Adotar um bebê em meio à ditadura argentina não era algo trivial e o narrador é consumido por dúvidas de que o irmão pudesse ser filho de ativistas mortos por agentes do regime autoritário. Improvável, uma vez que os pais eram considerados subversivos pelas autoridades. Ainda assim, as inquietações permanecem, agravadas pelo desconhecimento das origens familiares do irmão adotivo, de quem eram seus pais biológicos. As poucas informações dadas por uma parteira indicam apenas uma história de pobreza e uma gravidez indesejada.
O tema é difícil para a família e o narrador hesita, oscila entre vários assuntos: “Sei que escrevo meu fracasso. Queria escrever um livro que falasse de adoção, um livro com uma questão central, uma questão premente, ignorada por muitos, negligenciada até em autores capitais, mas o que caberia dizer afinal?”. Em outros momentos, há insinuações de que o drama seria apenas um artifício literário e que a relação do rapaz com os pais e irmãos não seria tão dura quanto o autor dá a entender.
Contudo, as descrições de angústia no romance são eloquentes, como se o irmão adotivo vivesse um exílio individual dentro do exílio coletivo da família no Brasil: “Eu não sou como vocês, acho que ouvi, e acho que seu tom era raivoso e triste. Eu não nasci para ficar lendo e estudando a vida inteira. Tudo bem que se decepcionem comigo, eu sei que não é isso que eles querem, eu sei que não sou o filho-modelo…”.
Fuks trabalha nas interseções entre memória, história e identidade, pessoais e coletivas, e essas camadas complexas são ricas do ponto de vista humano e emocional. Quando fala da “nossa incapacidade de aceitar as composições diversas que uma família pode assumir” parece abordar também as limitações dos conceitos políticos e nacionais em definir quem somos e o que sonhamos.

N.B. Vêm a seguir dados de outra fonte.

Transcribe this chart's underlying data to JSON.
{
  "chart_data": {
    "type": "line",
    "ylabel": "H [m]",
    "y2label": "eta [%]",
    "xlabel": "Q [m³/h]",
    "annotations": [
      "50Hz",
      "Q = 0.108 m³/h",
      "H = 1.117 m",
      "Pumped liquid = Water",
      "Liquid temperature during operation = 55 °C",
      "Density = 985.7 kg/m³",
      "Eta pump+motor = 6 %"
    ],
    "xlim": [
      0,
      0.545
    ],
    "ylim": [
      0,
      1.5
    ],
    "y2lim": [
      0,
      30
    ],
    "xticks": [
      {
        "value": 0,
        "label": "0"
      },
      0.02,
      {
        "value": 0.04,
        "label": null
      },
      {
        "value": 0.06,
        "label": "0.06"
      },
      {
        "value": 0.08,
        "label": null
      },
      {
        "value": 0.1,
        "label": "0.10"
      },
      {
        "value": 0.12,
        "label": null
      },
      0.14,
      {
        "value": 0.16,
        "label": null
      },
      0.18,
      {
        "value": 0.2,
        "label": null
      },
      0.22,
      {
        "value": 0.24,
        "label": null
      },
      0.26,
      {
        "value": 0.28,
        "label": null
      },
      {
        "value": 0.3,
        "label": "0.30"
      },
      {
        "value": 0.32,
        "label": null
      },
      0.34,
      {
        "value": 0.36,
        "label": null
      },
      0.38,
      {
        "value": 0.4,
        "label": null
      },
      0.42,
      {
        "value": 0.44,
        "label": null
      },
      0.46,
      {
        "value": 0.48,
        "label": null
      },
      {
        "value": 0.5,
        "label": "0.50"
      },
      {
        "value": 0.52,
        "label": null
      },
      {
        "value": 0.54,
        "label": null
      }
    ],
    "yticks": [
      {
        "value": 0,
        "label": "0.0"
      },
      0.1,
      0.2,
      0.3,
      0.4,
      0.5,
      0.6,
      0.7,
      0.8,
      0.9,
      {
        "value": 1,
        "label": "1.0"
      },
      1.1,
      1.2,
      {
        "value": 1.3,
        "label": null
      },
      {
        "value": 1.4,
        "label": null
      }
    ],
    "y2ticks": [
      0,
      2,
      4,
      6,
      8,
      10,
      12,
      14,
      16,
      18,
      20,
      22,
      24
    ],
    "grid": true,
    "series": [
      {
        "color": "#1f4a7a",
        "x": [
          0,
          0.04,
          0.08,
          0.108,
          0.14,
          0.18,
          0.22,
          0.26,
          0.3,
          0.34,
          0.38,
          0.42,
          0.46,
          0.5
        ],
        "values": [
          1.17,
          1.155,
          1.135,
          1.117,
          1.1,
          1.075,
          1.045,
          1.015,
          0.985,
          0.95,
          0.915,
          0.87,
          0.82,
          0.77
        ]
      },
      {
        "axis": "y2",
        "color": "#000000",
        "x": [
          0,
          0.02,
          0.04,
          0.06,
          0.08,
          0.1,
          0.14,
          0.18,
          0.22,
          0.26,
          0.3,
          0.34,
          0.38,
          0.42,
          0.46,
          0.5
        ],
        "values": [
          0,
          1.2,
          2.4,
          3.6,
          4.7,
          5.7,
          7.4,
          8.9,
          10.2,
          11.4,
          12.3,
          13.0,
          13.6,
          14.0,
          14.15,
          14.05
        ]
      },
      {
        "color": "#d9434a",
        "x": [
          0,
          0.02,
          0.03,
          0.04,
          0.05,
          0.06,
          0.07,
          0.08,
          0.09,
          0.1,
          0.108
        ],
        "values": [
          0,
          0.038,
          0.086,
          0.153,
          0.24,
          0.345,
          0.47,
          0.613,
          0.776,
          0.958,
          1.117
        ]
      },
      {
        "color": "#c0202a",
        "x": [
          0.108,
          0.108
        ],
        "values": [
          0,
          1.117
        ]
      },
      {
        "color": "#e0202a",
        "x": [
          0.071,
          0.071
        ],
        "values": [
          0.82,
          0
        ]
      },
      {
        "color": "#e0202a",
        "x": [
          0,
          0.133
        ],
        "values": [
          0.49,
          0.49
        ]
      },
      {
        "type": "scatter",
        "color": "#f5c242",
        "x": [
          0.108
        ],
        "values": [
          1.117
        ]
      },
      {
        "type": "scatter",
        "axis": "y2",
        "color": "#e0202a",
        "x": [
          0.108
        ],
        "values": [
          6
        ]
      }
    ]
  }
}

Dentro e fora – da Argentina, do Brasil, da família – o percurso do narrador e de sua família é feito de muitos encaixes incompletos, que tornam sua vida mais difícil mas também contribuem para sua sensibilidade avançada e para sua capacidade de lançar olhares mais ricos com relação à realidade e à história contemporânea da América Latina.
Referências
FUKS, Julián. A resistência. São Paulo: Companhia das Letras, 2015.
PAIVA, Marcelo Rubens. Ainda estou aqui. Rio de Janeiro: Alfaguara, 2015.
RESTREPO, Laura. Herois Demais. São Paulo: Companhia das Letras, 2009.